João Almeida crashed hard on stage seven (Image: Zac Williams / SWpix.com)

The team now are forced into some form of improvisation. The original hierarchy placed Almeida as the last domestique in the line, with Adam Yates being the second last rider. With Almeida out, Yates must shoulder the high mountain support alone, unless Pavel Sivakov can survive far enough up the ascents to do some of the control and launch work. It may not change much because Pogačar still seems to be the best rider on the climbs — as shown in his performances at the Dauphiné — but he will be without a key rider as a launchpad. UAE’s tactical blueprint must shift, likely pushing the turns of riders like Yates, Siavkov and Jhonatan Narváez further forward and asking more from every available rider. The upcoming mountain stages may become more open than we previously thought. UAE won’t want to burn through these riders and risk exposing any weakness that Pogačar may have (if any). 

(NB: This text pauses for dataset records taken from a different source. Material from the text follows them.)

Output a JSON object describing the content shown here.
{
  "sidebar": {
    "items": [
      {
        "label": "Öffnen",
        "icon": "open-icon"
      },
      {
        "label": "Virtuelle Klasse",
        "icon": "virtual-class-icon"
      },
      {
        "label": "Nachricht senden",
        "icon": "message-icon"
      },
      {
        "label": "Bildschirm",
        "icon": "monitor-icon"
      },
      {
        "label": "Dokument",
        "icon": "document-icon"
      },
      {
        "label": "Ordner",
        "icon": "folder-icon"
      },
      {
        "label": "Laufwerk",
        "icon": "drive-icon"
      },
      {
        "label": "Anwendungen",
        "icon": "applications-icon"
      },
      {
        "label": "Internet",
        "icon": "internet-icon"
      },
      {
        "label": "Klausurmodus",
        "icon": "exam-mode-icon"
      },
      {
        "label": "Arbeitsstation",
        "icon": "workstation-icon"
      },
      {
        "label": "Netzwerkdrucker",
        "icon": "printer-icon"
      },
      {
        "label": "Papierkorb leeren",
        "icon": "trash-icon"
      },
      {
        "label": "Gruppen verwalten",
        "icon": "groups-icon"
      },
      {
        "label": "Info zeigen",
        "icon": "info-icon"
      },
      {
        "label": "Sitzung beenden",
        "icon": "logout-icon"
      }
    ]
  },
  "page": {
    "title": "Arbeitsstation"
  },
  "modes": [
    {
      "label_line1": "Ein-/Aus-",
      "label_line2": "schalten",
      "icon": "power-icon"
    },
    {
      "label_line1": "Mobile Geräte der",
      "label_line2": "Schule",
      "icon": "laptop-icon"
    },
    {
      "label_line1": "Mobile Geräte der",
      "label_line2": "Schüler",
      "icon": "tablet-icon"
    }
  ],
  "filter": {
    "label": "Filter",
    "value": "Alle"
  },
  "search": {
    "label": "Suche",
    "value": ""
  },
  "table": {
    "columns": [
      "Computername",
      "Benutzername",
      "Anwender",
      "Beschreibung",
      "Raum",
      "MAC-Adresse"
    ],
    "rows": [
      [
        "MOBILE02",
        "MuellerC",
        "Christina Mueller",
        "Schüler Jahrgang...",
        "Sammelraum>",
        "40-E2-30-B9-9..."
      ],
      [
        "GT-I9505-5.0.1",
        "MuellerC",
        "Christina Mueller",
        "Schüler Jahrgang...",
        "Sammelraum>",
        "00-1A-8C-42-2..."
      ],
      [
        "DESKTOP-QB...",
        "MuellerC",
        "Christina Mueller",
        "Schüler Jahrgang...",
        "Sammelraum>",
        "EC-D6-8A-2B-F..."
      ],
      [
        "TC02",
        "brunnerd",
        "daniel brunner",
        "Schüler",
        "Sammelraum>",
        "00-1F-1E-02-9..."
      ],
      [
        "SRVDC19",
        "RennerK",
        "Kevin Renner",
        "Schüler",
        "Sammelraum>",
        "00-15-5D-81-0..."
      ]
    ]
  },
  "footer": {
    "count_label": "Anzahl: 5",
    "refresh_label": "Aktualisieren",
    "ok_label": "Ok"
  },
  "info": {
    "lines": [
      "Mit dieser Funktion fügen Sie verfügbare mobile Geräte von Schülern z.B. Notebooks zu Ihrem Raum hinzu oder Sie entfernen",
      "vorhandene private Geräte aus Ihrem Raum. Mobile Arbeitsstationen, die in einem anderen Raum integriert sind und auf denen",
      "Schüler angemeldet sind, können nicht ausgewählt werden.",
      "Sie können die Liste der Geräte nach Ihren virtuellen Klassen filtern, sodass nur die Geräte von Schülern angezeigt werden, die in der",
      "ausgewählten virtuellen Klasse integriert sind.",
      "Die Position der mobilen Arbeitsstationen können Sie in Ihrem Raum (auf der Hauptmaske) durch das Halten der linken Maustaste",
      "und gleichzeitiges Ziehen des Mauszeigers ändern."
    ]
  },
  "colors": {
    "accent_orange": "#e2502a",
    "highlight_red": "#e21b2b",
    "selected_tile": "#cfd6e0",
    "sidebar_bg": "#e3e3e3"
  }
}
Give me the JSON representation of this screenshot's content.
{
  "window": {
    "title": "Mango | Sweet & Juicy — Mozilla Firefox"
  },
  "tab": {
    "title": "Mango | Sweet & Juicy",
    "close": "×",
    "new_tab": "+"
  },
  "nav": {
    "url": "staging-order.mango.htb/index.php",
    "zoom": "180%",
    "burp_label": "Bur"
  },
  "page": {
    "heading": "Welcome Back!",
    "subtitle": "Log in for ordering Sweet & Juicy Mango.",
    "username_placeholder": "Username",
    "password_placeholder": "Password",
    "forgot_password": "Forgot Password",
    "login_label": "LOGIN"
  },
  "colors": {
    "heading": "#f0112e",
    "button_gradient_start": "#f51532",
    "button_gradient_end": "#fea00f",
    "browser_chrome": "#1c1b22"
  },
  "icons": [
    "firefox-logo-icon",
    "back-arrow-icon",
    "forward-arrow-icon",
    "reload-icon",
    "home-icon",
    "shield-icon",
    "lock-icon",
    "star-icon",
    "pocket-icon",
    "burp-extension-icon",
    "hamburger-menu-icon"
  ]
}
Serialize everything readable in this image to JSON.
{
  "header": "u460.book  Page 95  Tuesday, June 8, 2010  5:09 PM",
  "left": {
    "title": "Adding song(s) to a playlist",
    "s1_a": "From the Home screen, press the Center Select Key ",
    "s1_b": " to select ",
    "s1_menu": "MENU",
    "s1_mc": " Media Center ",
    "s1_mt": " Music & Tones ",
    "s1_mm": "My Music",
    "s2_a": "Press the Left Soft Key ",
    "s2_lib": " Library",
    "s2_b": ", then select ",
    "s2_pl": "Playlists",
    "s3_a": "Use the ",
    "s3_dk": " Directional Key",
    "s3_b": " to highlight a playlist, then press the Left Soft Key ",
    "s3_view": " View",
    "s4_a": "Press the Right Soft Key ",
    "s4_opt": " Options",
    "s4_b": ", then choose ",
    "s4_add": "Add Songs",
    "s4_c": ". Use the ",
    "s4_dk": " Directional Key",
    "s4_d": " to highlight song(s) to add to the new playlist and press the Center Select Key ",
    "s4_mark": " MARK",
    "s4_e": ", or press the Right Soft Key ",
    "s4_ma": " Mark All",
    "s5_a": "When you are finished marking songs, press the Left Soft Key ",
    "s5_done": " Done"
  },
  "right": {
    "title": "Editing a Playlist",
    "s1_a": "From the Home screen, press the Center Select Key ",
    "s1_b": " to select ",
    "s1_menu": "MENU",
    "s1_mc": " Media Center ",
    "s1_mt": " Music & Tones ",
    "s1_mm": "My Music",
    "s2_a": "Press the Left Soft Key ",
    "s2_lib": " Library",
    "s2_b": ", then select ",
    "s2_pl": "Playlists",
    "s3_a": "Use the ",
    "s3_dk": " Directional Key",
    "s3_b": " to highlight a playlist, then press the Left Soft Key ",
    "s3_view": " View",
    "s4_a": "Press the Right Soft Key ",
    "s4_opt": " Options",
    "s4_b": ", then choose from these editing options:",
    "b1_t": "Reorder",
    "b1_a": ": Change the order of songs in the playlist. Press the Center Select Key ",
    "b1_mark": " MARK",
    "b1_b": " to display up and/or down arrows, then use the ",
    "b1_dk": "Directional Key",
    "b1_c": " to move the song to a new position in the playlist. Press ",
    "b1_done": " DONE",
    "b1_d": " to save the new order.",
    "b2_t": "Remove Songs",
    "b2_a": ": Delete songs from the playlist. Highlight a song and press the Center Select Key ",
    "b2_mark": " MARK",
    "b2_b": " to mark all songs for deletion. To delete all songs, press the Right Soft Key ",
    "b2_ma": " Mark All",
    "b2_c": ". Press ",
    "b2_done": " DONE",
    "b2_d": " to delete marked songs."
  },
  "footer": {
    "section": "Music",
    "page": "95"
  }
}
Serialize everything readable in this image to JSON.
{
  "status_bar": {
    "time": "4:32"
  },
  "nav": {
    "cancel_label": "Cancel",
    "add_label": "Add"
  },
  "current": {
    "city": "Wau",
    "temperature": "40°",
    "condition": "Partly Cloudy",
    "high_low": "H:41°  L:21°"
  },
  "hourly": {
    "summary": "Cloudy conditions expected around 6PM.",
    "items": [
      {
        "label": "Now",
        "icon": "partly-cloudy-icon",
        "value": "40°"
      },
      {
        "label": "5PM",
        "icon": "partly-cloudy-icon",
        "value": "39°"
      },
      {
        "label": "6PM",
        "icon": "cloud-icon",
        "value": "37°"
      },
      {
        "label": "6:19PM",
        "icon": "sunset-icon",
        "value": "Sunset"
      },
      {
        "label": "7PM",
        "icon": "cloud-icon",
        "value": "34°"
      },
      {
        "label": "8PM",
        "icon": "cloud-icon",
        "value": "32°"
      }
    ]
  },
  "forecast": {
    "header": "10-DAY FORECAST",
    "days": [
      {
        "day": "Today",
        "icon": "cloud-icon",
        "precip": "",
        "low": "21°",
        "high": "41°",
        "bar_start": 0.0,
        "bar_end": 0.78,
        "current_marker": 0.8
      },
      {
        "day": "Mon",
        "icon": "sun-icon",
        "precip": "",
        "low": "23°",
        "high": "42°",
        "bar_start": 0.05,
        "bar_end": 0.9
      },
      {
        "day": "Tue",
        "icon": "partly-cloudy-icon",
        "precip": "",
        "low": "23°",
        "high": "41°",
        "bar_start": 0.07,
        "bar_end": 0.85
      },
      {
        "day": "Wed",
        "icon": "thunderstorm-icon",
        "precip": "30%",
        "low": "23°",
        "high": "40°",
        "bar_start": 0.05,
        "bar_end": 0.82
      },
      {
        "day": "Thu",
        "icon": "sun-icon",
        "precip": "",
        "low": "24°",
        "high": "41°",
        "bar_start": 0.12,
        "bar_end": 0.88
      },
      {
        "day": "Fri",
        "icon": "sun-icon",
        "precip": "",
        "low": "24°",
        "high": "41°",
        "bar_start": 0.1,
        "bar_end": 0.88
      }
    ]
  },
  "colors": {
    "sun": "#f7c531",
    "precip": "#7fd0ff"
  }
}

A loss like this isn’t just tactical in terms of how UAE approach the race, but also how other squads capitalise off it. The peloton, ever attentive to weakness, will already be recalculating. Vingegaard and Visma know what this means; they now look like the best team in the high mountains with Matteo Jorgenson, Simon Yates and Sepp Kuss, on paper, stronger than the remaining UAE contingent. Without Almeida’s presence on the front, Pogačar becomes more exposed in the mid-mountain phases — the long drags and the brutal final kicks where the elite of the elite test each. The yellow jersey may sit on Pogačar’s back, but the team’s grip on it has loosened, if only a little bit.

At the end of the day, the strongest rider wins the Tour — the mountain stages to come, like the key climbs of the Hautacam, Ventoux and Col de la Loze are too challenging for it to be any other way, but cycling has always been a team sport and the support is vitally important even for the greatest cyclists ever, like Pogačar. However, the Slovenian himself has thrived before in moments where pressure threatened to smother him. It is his capacity not only to suffer, but to do so under challenging race situations, that makes him the rider he is — even when his support crumbles.